SMS authentication is... well by one reading of PSD2, it's not acceptable. But in real world, it is basically necessary, and not _that_ insecure (if you ignore SIM swapping attacks etc.). The WYSIWYS aspect comes not from the code but from the message text, which is crucial (and per PSD2, should include at least the amount and... receiver? I forgot). But sure, if people don't read or understand the message, it's not ideal...

While FIDO provides better phishing resistance (than SMS, not necessarily than authentication apps), it doesn't protect against transaction modification (e.g. man in the browser) and for people who care about and understand security, it is strictly worse.

replies(2): >>zajio1+jA1 >>tialar+J12
2. zajio1+jA1[view] [source] 2022-01-29 22:12:46
>>mormeg+(OP)
> While FIDO provides better phishing resistance (than SMS, not necessarily than authentication apps), it doesn't protect against transaction modification (e.g. man in the browser) and for people who care about and understand security, it is strictly worse.

'man in the browser' seems like a situation where the user's device is compromised. In that case it is not big stretch that not only browser could be compromised, but also SMS reading app is compromised.

I.e., the reasonable security request should not be security against 'man in the browser', but security against 'user device is compromised'. In that case SMS is worse, as attacker could completely bypass it, while for FIDO it still need to phish the user to press the button.

3. tialar+J12[view] [source] 2022-01-30 01:34:30
>>mormeg+(OP)
> (than SMS, not necessarily than authentication apps)

Very dubious. The trick to phishing is that humans are easily confused about what's going on, and WebAuthn recruits the browser to fix that completely.
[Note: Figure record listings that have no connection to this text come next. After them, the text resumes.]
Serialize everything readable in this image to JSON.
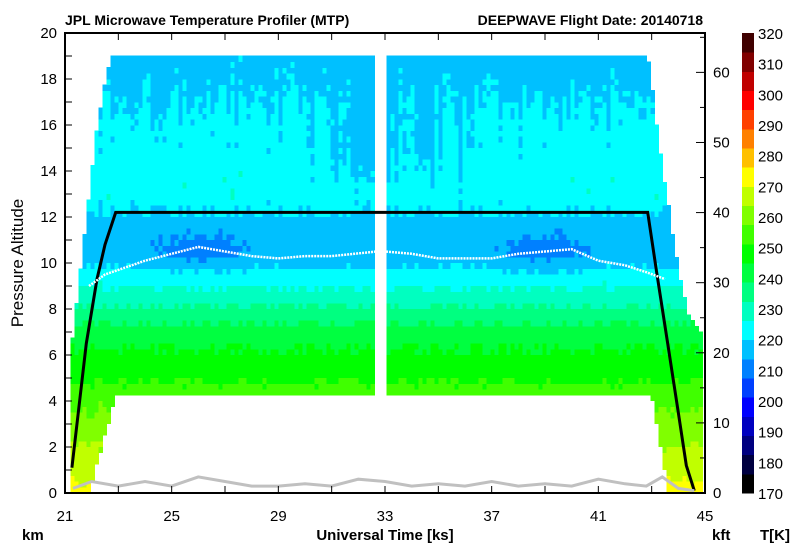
{
  "chart_data": {
    "type": "heatmap",
    "title": "JPL Microwave Temperature Profiler (MTP)",
    "subtitle": "DEEPWAVE  Flight Date: 20140718",
    "xlabel": "Universal Time [ks]",
    "ylabel": "Pressure Altitude",
    "ylabel_left_unit": "km",
    "ylabel_right_unit": "kft",
    "colorbar_label": "T[K]",
    "xlim": [
      21,
      45
    ],
    "ylim": [
      0,
      20
    ],
    "y2lim_kft": [
      0,
      65.6168
    ],
    "xticks": [
      21,
      25,
      29,
      33,
      37,
      41,
      45
    ],
    "yticks": [
      0,
      2,
      4,
      6,
      8,
      10,
      12,
      14,
      16,
      18,
      20
    ],
    "y2ticks": [
      0,
      10,
      20,
      30,
      40,
      50,
      60
    ],
    "colorbar": {
      "range": [
        170,
        320
      ],
      "ticks": [
        170,
        180,
        190,
        200,
        210,
        220,
        230,
        240,
        250,
        260,
        270,
        280,
        290,
        300,
        310,
        320
      ],
      "colors": [
        "#000000",
        "#000040",
        "#000080",
        "#0000c0",
        "#0000ff",
        "#0040ff",
        "#0080ff",
        "#00c0ff",
        "#00ffff",
        "#00ffc0",
        "#00ff80",
        "#00ff40",
        "#00ff00",
        "#40ff00",
        "#80ff00",
        "#c0ff00",
        "#ffff00",
        "#ffc000",
        "#ff8000",
        "#ff4000",
        "#ff0000",
        "#c00000",
        "#800000",
        "#400000"
      ]
    },
    "temperature_profile_km_K": [
      [
        0,
        272
      ],
      [
        1.5,
        266
      ],
      [
        3,
        260
      ],
      [
        4.2,
        255
      ],
      [
        5,
        250
      ],
      [
        6.5,
        244
      ],
      [
        7.5,
        238
      ],
      [
        8.3,
        231
      ],
      [
        9,
        226
      ],
      [
        9.8,
        220
      ],
      [
        10.5,
        216
      ],
      [
        11.5,
        216
      ],
      [
        12.3,
        221
      ],
      [
        13,
        224
      ],
      [
        16,
        222
      ],
      [
        17.5,
        219
      ],
      [
        19,
        217
      ]
    ],
    "cold_anomalies": [
      {
        "time": 26,
        "alt": 10.5,
        "dT": -6
      },
      {
        "time": 39,
        "alt": 10.5,
        "dT": -6
      },
      {
        "time": 32,
        "alt": 15,
        "dT": -5
      },
      {
        "time": 35,
        "alt": 15,
        "dT": -3
      }
    ],
    "coverage": {
      "start": 21.2,
      "end": 44.75,
      "max_alt": 19,
      "gap": [
        32.72,
        32.97
      ],
      "top_ascent": [
        [
          21.2,
          6
        ],
        [
          21.5,
          9
        ],
        [
          21.8,
          12
        ],
        [
          22.2,
          16
        ],
        [
          22.7,
          19
        ]
      ],
      "top_descent": [
        [
          42.85,
          19
        ],
        [
          43.3,
          15
        ],
        [
          43.8,
          11
        ],
        [
          44.3,
          8
        ],
        [
          44.75,
          7
        ]
      ],
      "floor_ascent": [
        [
          21.9,
          0
        ],
        [
          22.9,
          4.2
        ]
      ],
      "floor_descent": [
        [
          43.0,
          4.2
        ],
        [
          43.6,
          0
        ]
      ],
      "floor_alt": 4.2
    },
    "series": [
      {
        "name": "Aircraft altitude",
        "color": "#000000",
        "points": [
          [
            21.26,
            1.1
          ],
          [
            21.5,
            3.5
          ],
          [
            21.8,
            6.5
          ],
          [
            22.2,
            9.3
          ],
          [
            22.5,
            10.8
          ],
          [
            22.9,
            12.2
          ],
          [
            42.85,
            12.2
          ],
          [
            43.2,
            9.5
          ],
          [
            43.6,
            6.5
          ],
          [
            44.0,
            3.5
          ],
          [
            44.3,
            1.2
          ],
          [
            44.6,
            0.1
          ]
        ]
      },
      {
        "name": "Tropopause",
        "color": "#ffffff",
        "points": [
          [
            21.9,
            9.0
          ],
          [
            22.5,
            9.5
          ],
          [
            24,
            10.1
          ],
          [
            25,
            10.4
          ],
          [
            26,
            10.7
          ],
          [
            27,
            10.5
          ],
          [
            28,
            10.3
          ],
          [
            29,
            10.2
          ],
          [
            30,
            10.3
          ],
          [
            31,
            10.3
          ],
          [
            32.7,
            10.5
          ],
          [
            33,
            10.5
          ],
          [
            34,
            10.4
          ],
          [
            35,
            10.2
          ],
          [
            36,
            10.2
          ],
          [
            37,
            10.2
          ],
          [
            38,
            10.4
          ],
          [
            39,
            10.5
          ],
          [
            40,
            10.6
          ],
          [
            41,
            10.1
          ],
          [
            42,
            9.9
          ],
          [
            42.8,
            9.6
          ],
          [
            43.5,
            9.3
          ]
        ]
      },
      {
        "name": "Terrain",
        "color": "#c0c0c0",
        "points": [
          [
            21.3,
            0.2
          ],
          [
            22,
            0.5
          ],
          [
            23,
            0.3
          ],
          [
            24,
            0.5
          ],
          [
            25,
            0.3
          ],
          [
            26,
            0.7
          ],
          [
            27,
            0.5
          ],
          [
            28,
            0.3
          ],
          [
            29,
            0.3
          ],
          [
            30,
            0.4
          ],
          [
            31,
            0.3
          ],
          [
            32,
            0.6
          ],
          [
            33,
            0.5
          ],
          [
            34,
            0.3
          ],
          [
            35,
            0.4
          ],
          [
            36,
            0.3
          ],
          [
            37,
            0.5
          ],
          [
            38,
            0.3
          ],
          [
            39,
            0.4
          ],
          [
            40,
            0.3
          ],
          [
            41,
            0.6
          ],
          [
            42,
            0.4
          ],
          [
            42.8,
            0.3
          ],
          [
            43.4,
            0.7
          ],
          [
            44,
            0.2
          ],
          [
            44.6,
            0.1
          ]
        ]
      }
    ]
  }
}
Your browser isn't confused, the browser knows it is talking to fakebank.example because that's the DNS name which is its business, even if this looks exactly like the Real Bank web site, perfect to the pixel and even fakes the browser chrome to have a URL bar that says realbank.example as you expected.
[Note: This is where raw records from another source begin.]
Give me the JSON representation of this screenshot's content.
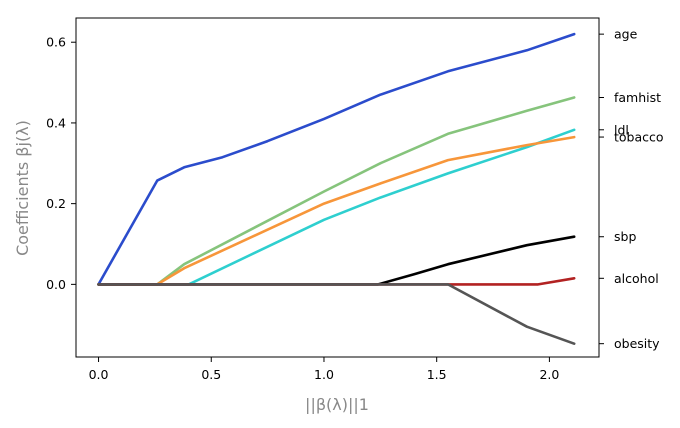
{
  "chart_data": {
    "type": "line",
    "xlabel": "||β(λ)||1",
    "ylabel": "Coefficients βj(λ)",
    "xlim": [
      -0.1,
      2.22
    ],
    "ylim": [
      -0.18,
      0.66
    ],
    "xticks": [
      0.0,
      0.5,
      1.0,
      1.5,
      2.0
    ],
    "xtick_labels": [
      "0.0",
      "0.5",
      "1.0",
      "1.5",
      "2.0"
    ],
    "yticks": [
      0.0,
      0.2,
      0.4,
      0.6
    ],
    "ytick_labels": [
      "0.0",
      "0.2",
      "0.4",
      "0.6"
    ],
    "grid": false,
    "series": [
      {
        "name": "age",
        "color": "#2b4ccc",
        "x": [
          0.0,
          0.26,
          0.38,
          0.55,
          0.75,
          1.0,
          1.25,
          1.55,
          1.9,
          2.11
        ],
        "y": [
          0.0,
          0.257,
          0.29,
          0.315,
          0.355,
          0.41,
          0.47,
          0.528,
          0.58,
          0.62
        ]
      },
      {
        "name": "famhist",
        "color": "#86c47c",
        "x": [
          0.0,
          0.26,
          0.38,
          1.0,
          1.25,
          1.55,
          1.9,
          2.11
        ],
        "y": [
          0.0,
          0.0,
          0.05,
          0.23,
          0.3,
          0.373,
          0.43,
          0.463
        ]
      },
      {
        "name": "ldl",
        "color": "#2ecfcf",
        "x": [
          0.0,
          0.4,
          1.0,
          1.25,
          1.55,
          1.9,
          2.11
        ],
        "y": [
          0.0,
          0.0,
          0.16,
          0.215,
          0.275,
          0.34,
          0.383
        ]
      },
      {
        "name": "tobacco",
        "color": "#f7963a",
        "x": [
          0.0,
          0.26,
          0.38,
          1.0,
          1.25,
          1.55,
          1.9,
          2.11
        ],
        "y": [
          0.0,
          0.0,
          0.04,
          0.2,
          0.25,
          0.308,
          0.345,
          0.365
        ]
      },
      {
        "name": "sbp",
        "color": "#000000",
        "x": [
          0.0,
          1.24,
          1.4,
          1.55,
          1.9,
          2.11
        ],
        "y": [
          0.0,
          0.0,
          0.025,
          0.05,
          0.097,
          0.118
        ]
      },
      {
        "name": "alcohol",
        "color": "#b22222",
        "x": [
          0.0,
          1.95,
          2.11
        ],
        "y": [
          0.0,
          0.0,
          0.015
        ]
      },
      {
        "name": "obesity",
        "color": "#555555",
        "x": [
          0.0,
          1.55,
          1.9,
          2.11
        ],
        "y": [
          0.0,
          0.0,
          -0.105,
          -0.147
        ]
      }
    ],
    "right_labels": [
      {
        "name": "age",
        "y": 0.62
      },
      {
        "name": "famhist",
        "y": 0.463
      },
      {
        "name": "ldl",
        "y": 0.383
      },
      {
        "name": "tobacco",
        "y": 0.365
      },
      {
        "name": "sbp",
        "y": 0.118
      },
      {
        "name": "alcohol",
        "y": 0.015
      },
      {
        "name": "obesity",
        "y": -0.147
      }
    ]
  }
}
I don't see bank authentication apps helping here. It's very easy to accidentally reassure the poor humans everything is fine when they're being robbed, because the authentication part seemed to work.
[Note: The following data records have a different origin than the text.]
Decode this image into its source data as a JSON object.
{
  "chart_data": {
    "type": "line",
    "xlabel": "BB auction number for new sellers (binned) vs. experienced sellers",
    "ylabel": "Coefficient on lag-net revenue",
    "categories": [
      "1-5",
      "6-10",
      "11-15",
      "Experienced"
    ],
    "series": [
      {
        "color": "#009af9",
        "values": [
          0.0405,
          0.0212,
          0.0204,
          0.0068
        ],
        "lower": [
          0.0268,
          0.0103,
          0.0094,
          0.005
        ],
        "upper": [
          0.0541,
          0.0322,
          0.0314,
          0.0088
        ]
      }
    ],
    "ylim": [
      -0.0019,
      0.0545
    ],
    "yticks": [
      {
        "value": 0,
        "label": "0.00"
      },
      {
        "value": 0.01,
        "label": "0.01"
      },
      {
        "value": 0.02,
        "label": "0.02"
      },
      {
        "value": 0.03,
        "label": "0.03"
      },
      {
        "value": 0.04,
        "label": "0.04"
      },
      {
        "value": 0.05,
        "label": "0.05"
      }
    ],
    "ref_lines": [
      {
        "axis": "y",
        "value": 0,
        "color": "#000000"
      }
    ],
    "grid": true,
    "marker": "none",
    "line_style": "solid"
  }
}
I'm somebody who really cares about and would like to think they understand security very much, and I don't think it's strictly worse at all.

One of the things banks have an ongoing problem with is insider facilitated crime. Which means secrets are a big problem, because the bank (and thus, crooked staff working for the bank) know those secrets. Most of these PSD2 "compliant" solutions rely on secrets, and so are vulnerable to bank insiders. FIDO avoids that because it doesn't rely on secrets†.

† Technically a typical Security Key has a "secret" key [typically 256-bit AES] baked inside it, but a better word would be symmetric rather than secret, there is no other copy of that symmetric key, so it isn't functionally secret.